Spelt almond cake with cashew and blueberry icing
Refined sugar-free spelled sponge cake with a creamy and delicious glaze based on freeze-dried cashew paste and cranberry powder.
- FOR THE CAKE:
- 75 g butter (at room temperature)
- 60g maple syrup
- 1 teaspoon vanilla extract
- 3 eggs
- 120 g spelt flour
- 30 g almond flour
- 2 teaspoons baking powder
- 1 pinch of salt
- 75 ml unsweetened almond milk
- A little butter and flour for the pan
- FOR THE ICING:
- 120 g cashew nuts
- 3 tablespoons maple syrup
- 4 tablespoons water
- ½ teaspoon vanilla extract
- 1 to 2 tablespoons freeze dried blueberry powder
- TO DECORATE:
- Fresh blueberries
- edible flowers like lilac
For the icing, soak the cashews in plenty of water for about 4-6 hours.
Preheat the oven to 170 ° C. With an electric hand mixer, mix the butter, maple syrup and vanilla for a few minutes, until the mixture becomes fluffy. Add the eggs one at a time and keep mixing until just added.
In a bowl, sift the spelt flour, almond flour, baking powder and salt and add it alternately with the almond milk to the egg mixture.
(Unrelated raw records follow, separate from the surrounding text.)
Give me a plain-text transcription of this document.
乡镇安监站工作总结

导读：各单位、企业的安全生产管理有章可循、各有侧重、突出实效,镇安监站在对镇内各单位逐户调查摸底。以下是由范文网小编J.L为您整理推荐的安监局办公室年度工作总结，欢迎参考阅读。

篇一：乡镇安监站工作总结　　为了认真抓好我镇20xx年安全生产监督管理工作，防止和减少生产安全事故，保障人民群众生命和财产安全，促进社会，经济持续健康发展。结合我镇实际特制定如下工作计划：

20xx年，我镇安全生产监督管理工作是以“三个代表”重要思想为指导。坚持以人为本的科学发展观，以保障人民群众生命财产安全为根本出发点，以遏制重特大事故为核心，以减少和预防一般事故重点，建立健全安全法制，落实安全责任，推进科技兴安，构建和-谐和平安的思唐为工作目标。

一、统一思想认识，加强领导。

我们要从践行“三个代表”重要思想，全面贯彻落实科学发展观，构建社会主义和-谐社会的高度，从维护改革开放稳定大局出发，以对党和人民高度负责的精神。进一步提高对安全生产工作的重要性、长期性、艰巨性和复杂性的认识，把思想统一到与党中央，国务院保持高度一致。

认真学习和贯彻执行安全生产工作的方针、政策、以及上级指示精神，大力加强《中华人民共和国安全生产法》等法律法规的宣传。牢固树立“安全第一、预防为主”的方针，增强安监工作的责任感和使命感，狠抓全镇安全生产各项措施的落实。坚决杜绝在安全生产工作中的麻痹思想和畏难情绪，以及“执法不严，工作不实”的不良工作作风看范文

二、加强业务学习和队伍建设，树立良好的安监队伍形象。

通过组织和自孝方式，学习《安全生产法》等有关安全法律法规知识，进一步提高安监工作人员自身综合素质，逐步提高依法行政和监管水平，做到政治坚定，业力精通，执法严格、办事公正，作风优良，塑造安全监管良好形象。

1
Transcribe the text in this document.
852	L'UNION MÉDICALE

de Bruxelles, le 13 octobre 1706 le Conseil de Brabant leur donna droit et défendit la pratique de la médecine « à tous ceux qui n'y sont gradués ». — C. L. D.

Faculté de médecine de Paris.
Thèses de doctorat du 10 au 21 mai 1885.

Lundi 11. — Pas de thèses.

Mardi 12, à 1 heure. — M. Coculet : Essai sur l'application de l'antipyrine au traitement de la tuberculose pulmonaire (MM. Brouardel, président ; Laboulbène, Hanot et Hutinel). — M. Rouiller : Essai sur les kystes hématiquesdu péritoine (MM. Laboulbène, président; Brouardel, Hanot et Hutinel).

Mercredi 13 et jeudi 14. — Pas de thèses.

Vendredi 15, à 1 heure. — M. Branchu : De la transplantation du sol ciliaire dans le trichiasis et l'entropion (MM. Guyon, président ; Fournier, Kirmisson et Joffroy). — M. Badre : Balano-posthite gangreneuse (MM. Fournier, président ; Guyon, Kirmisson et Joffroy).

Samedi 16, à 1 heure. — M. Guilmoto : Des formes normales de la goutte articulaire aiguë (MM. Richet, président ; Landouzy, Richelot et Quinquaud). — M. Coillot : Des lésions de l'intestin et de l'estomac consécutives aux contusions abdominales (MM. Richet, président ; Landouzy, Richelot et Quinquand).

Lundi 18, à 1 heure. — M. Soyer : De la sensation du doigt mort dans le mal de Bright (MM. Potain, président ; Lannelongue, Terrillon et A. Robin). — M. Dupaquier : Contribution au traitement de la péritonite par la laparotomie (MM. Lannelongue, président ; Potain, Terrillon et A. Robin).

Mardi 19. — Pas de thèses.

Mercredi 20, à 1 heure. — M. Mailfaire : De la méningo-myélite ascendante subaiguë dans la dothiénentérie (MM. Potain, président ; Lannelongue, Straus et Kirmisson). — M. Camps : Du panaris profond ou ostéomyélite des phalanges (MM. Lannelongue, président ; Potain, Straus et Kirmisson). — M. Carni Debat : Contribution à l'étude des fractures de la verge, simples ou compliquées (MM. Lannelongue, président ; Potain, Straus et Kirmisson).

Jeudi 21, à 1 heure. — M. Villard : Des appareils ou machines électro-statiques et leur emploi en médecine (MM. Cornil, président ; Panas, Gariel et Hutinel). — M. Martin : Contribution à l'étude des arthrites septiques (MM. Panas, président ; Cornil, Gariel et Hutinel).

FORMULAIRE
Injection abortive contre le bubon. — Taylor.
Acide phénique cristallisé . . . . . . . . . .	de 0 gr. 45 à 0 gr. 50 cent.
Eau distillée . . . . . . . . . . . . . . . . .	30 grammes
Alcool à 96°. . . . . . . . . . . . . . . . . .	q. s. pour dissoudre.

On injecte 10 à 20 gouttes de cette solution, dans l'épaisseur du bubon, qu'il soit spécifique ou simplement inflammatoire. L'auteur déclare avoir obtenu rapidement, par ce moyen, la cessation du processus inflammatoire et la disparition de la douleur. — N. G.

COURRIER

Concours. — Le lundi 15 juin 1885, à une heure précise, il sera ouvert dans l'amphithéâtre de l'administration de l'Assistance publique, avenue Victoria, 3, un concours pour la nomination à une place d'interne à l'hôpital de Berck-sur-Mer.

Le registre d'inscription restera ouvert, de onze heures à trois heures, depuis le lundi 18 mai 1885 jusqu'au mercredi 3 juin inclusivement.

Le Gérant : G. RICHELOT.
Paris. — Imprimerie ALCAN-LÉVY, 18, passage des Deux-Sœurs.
Mix everything until there are no lumps, without overmixing.
Grease the pan with a little butter and sprinkle it with flour. Pour the batter into the pan and bake for about 35 minutes. Do the toothpick test to make sure it's baked. Remove from the oven and cool on a rack.
Drain the cashews well. Add all other icing ingredients to a food processor and blend until smooth. Decorate the cake with the icing, the blueberries and the flowers.